The Challenge of Equal Rights Under Law
In the face of a newly established US Constitution and its protected rights, were laws that deeply excluded women and minorities and enforced slavery. In Dred Scott v. Sanford (1857), the Supreme Court notoriously denied that African-Americans were US citizens, or equal in humanity. The Dred Scott edition on display, published by the New York Tribune's Horace Greeley, includes contemporary rejections of the Court's arguments. Six years would pass before the Emancipation Proclamation (1863) liberated slaves by Lincoln's decree, and another five years before the Fourteenth Amendment guaranteed "due process" and "equal protection of the laws" for all, enjoining states to enforce the Bill of Rights.
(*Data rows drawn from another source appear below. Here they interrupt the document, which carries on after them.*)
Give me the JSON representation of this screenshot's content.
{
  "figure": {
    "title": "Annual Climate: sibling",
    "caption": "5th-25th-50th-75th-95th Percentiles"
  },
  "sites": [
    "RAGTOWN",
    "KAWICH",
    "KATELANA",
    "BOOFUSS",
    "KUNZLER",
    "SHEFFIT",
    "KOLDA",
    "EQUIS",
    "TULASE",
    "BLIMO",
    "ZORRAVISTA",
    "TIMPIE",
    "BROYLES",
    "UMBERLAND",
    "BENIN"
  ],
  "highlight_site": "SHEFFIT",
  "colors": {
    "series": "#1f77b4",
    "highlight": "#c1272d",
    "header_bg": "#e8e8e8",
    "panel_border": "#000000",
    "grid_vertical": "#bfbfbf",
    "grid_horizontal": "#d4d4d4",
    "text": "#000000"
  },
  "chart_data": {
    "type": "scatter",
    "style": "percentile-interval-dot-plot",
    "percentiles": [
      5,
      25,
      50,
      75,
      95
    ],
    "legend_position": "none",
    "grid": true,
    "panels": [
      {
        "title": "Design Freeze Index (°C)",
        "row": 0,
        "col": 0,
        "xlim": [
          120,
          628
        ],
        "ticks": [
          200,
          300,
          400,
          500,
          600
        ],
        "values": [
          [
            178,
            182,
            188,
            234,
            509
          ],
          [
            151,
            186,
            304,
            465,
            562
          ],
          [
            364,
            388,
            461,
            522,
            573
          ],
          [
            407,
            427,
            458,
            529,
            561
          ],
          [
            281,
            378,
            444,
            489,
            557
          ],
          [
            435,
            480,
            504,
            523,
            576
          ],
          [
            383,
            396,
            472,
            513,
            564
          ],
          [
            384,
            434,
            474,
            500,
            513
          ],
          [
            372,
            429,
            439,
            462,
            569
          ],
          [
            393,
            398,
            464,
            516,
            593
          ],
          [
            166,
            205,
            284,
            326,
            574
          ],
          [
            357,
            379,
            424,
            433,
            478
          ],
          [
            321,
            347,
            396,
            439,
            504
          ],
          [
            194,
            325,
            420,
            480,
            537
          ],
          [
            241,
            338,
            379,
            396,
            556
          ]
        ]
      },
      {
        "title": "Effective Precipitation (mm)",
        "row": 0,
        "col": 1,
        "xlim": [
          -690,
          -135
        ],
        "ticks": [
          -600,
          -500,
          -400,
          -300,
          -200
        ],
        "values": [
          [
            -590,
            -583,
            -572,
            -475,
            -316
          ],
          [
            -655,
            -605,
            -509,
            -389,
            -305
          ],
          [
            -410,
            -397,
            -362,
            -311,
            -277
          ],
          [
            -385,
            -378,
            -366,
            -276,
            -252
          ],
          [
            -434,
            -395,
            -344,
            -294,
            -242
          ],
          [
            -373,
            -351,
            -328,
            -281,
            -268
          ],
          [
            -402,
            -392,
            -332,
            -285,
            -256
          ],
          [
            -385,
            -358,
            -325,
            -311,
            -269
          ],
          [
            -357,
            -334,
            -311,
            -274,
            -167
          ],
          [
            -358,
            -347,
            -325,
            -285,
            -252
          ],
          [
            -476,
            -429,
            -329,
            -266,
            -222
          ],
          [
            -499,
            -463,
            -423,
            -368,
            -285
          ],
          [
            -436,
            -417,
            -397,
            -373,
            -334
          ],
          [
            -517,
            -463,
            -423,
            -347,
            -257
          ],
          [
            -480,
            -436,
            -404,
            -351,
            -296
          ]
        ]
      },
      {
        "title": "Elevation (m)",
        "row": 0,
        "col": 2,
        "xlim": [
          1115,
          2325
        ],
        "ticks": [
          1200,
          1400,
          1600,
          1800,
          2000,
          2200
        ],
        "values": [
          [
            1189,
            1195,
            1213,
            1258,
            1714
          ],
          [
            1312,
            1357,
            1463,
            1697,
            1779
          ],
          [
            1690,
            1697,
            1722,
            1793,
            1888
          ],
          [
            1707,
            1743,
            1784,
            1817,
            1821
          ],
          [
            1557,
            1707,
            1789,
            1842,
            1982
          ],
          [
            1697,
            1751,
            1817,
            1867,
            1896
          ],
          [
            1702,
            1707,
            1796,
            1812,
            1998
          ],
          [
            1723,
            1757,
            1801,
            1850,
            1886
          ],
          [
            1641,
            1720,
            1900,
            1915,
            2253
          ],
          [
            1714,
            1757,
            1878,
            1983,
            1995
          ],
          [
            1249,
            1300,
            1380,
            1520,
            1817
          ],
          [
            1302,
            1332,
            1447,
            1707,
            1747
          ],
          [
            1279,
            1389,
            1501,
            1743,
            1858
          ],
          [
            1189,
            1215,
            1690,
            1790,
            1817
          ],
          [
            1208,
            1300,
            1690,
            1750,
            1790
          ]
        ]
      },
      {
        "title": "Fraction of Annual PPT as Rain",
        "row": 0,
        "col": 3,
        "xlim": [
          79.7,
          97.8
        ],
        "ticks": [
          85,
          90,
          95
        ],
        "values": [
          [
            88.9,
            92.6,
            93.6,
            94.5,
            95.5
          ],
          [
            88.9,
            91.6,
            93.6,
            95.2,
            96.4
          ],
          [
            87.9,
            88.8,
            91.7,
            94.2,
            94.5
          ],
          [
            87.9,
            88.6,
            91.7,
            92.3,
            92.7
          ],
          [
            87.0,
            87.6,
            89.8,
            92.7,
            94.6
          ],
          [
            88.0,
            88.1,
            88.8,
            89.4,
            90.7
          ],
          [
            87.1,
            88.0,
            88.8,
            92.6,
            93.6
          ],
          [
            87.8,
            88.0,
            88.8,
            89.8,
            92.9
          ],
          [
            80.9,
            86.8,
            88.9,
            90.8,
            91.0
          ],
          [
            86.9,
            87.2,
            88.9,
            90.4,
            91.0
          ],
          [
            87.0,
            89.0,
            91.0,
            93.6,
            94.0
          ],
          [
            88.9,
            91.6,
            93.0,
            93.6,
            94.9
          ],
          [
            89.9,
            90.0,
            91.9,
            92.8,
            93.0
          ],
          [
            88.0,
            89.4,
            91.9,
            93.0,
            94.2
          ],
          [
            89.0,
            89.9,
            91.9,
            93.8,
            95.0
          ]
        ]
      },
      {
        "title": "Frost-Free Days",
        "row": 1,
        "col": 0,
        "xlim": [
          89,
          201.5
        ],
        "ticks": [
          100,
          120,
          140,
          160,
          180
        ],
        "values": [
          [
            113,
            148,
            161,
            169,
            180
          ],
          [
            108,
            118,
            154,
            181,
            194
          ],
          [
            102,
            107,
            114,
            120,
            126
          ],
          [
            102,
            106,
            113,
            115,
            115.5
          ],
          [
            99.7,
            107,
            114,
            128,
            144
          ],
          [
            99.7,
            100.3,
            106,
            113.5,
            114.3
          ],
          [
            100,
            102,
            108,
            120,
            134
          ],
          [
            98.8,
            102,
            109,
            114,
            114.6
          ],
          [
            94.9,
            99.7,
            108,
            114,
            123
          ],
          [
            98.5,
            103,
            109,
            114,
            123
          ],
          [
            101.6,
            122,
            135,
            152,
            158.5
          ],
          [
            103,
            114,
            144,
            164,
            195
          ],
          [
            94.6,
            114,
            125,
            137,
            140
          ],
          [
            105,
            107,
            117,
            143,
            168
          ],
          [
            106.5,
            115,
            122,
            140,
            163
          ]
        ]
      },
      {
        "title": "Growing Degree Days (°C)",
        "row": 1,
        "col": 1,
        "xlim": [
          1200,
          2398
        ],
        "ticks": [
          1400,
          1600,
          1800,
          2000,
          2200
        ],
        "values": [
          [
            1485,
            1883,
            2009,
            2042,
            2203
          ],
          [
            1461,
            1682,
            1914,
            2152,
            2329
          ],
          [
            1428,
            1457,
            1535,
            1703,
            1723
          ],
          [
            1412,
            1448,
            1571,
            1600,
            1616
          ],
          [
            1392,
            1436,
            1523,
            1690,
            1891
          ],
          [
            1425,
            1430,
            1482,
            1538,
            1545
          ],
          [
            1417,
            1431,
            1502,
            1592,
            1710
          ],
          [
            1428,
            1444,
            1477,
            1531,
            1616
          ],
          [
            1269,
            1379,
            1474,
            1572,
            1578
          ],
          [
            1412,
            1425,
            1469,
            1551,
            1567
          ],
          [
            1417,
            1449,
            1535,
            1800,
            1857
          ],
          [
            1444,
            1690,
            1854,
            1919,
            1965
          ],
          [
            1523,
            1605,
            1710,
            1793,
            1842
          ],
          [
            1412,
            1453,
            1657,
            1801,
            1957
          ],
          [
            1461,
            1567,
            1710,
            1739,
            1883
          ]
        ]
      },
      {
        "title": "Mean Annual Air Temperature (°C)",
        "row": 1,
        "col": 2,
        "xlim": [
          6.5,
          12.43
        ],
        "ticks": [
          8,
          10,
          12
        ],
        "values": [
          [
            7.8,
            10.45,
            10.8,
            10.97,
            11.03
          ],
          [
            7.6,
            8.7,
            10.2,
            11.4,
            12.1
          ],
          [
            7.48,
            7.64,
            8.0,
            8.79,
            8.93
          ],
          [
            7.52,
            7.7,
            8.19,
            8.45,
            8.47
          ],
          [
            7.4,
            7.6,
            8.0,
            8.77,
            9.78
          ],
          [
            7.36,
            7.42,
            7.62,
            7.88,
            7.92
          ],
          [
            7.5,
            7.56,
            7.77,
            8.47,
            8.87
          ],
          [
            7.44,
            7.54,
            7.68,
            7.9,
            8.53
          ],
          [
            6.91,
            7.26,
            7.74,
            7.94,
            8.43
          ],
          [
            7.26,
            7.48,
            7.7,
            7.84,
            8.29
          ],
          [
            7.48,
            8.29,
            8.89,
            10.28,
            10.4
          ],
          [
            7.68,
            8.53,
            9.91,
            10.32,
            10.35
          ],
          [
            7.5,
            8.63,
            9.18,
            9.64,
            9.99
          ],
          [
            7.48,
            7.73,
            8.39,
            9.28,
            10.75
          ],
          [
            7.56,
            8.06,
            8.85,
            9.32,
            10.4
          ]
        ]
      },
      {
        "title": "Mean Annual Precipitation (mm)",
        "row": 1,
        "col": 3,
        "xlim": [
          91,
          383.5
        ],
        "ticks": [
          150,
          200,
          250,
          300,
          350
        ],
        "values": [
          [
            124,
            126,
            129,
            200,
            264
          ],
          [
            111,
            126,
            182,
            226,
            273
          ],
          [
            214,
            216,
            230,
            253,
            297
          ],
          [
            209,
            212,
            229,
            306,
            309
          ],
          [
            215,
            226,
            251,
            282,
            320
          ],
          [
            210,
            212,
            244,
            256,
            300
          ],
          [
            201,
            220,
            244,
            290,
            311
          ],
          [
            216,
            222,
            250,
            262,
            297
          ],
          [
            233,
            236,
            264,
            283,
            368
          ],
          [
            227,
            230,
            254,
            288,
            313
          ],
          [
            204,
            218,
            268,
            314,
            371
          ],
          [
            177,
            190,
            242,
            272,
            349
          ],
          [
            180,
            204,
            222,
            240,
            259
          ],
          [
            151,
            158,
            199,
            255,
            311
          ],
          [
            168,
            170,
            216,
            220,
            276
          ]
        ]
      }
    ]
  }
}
The 1866 Civil Rights Act and Fourteenth Amendment admitted "all persons born or naturalized in the United States" as citizens, but achieving basic equal rights was an ongoing challenge. Sarah Winthrop Smith's pamphlet (1893) makes a direct argument: because all naturally-born or naturalized individuals are US citizens, and voting is a natural right of citizenship, women should be allowed to vote. In a similar way, Native Americans were not entirely included as citizens until 1924, and achieved fuller constitutional rights in 1968. Justice and Jurisprudence: An Inquiry... (1889), published by the African-American Brotherhood of Liberty, critiques interpretations of the Reconstruction Amendments that denied civil rights.